Now see what needs further cleaning

In [None]:
for col in df1.columns:
    display(df1[col].value_counts())

Taking a look at the victim's race

In [None]:
data_mapping["Victim's race"].value_counts()

Where are most of the events taking place?


In [None]:
display(df1["State"].value_counts())
display(df1["City"].value_counts())

In [None]:
# your code here 

df1['Cause of death'].value_counts()

In [None]:
display(df1["Criminal Charges?"].value_counts())

In [None]:
display(df1["Symptoms of mental illness?"].value_counts())

In [None]:
display(df1["Unarmed/Did Not Have an Actual Weapon"].value_counts())

In [None]:
display(df1["Fleeing (Source: WaPo)"].value_counts())

In [None]:
display(df1["Body Camera (Source: WaPo)"].value_counts())

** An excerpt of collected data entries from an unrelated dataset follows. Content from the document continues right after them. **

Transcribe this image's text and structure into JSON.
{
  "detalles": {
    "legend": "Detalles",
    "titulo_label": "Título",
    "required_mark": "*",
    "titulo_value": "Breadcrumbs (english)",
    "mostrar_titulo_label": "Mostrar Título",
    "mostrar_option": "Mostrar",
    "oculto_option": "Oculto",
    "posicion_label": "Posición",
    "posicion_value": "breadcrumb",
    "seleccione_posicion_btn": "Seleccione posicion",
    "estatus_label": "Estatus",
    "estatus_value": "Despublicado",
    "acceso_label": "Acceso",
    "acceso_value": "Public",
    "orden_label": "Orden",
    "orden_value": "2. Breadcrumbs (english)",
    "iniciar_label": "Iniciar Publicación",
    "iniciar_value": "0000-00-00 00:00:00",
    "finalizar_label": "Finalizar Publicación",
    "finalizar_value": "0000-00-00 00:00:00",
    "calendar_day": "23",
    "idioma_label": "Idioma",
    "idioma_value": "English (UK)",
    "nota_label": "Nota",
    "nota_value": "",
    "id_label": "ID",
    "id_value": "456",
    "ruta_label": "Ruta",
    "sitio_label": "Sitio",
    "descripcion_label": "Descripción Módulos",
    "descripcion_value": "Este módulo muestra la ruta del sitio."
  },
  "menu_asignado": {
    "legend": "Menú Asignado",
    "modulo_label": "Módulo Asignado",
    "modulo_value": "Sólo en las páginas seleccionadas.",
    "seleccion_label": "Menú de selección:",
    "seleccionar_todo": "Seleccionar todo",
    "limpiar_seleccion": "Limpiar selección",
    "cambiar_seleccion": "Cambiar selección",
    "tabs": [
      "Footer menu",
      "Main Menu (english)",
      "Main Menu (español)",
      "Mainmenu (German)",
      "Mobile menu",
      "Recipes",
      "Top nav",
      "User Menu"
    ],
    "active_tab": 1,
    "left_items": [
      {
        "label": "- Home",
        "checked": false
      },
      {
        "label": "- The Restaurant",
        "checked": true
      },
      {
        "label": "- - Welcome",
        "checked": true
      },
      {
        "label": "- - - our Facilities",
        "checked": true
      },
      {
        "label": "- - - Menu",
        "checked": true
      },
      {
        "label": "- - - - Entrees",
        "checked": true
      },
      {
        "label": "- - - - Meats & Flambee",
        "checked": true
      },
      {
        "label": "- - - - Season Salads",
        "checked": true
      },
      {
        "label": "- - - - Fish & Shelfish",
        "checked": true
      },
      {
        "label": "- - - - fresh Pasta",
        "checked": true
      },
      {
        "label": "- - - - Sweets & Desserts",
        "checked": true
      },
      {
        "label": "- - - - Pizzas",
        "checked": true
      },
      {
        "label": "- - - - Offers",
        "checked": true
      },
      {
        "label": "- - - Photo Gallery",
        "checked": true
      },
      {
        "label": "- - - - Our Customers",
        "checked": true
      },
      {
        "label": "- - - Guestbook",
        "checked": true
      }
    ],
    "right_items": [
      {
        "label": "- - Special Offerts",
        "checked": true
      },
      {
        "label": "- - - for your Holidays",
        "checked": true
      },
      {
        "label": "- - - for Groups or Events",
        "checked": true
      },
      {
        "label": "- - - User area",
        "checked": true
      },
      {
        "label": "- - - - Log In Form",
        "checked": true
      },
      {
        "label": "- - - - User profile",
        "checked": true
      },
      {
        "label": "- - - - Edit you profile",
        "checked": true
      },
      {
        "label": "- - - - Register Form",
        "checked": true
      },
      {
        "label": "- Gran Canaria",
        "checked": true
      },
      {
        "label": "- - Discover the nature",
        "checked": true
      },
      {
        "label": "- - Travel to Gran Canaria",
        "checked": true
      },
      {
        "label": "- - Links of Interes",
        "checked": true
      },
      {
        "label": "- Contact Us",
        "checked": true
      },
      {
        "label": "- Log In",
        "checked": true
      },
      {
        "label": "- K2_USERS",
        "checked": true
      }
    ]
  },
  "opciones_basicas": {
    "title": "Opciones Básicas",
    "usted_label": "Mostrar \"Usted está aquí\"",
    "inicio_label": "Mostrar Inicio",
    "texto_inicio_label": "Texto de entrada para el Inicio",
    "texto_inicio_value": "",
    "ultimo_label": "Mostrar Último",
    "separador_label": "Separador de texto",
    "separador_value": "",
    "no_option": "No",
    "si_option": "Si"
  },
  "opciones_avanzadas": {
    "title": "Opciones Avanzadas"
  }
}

Let's convert all the boolean predictors

In [None]:
# group all of the charges together for now
df1["Criminal Charges?_bool"]= df1["Criminal Charges?"].apply(lambda x: 0 if x=='No known charges' else 1)

# grouping all symptoms not classified as "yes"
df1["Symptoms of mental illness?_bool"]= df1["Symptoms of mental illness?"].apply(lambda x: 1 if x=='Yes' else 0)

# grouping all 'allegedly armed' as "yes" vs all other answers
df1["Unarmed/Did Not Have an Actual Weapon_bool"]= df1["Unarmed/Did Not Have an Actual Weapon"].apply(lambda x: 1 if x=='Allegedly Armed' else 0)

# grouping all spellings of 'not fleeing'
df1["Fleeing (Source: WaPo)_bool"]= df1["Fleeing (Source: WaPo)"].apply(lambda x: 0 if x in ['Not fleeing', 'not fleeing', 'Not Fleeing'] else 1)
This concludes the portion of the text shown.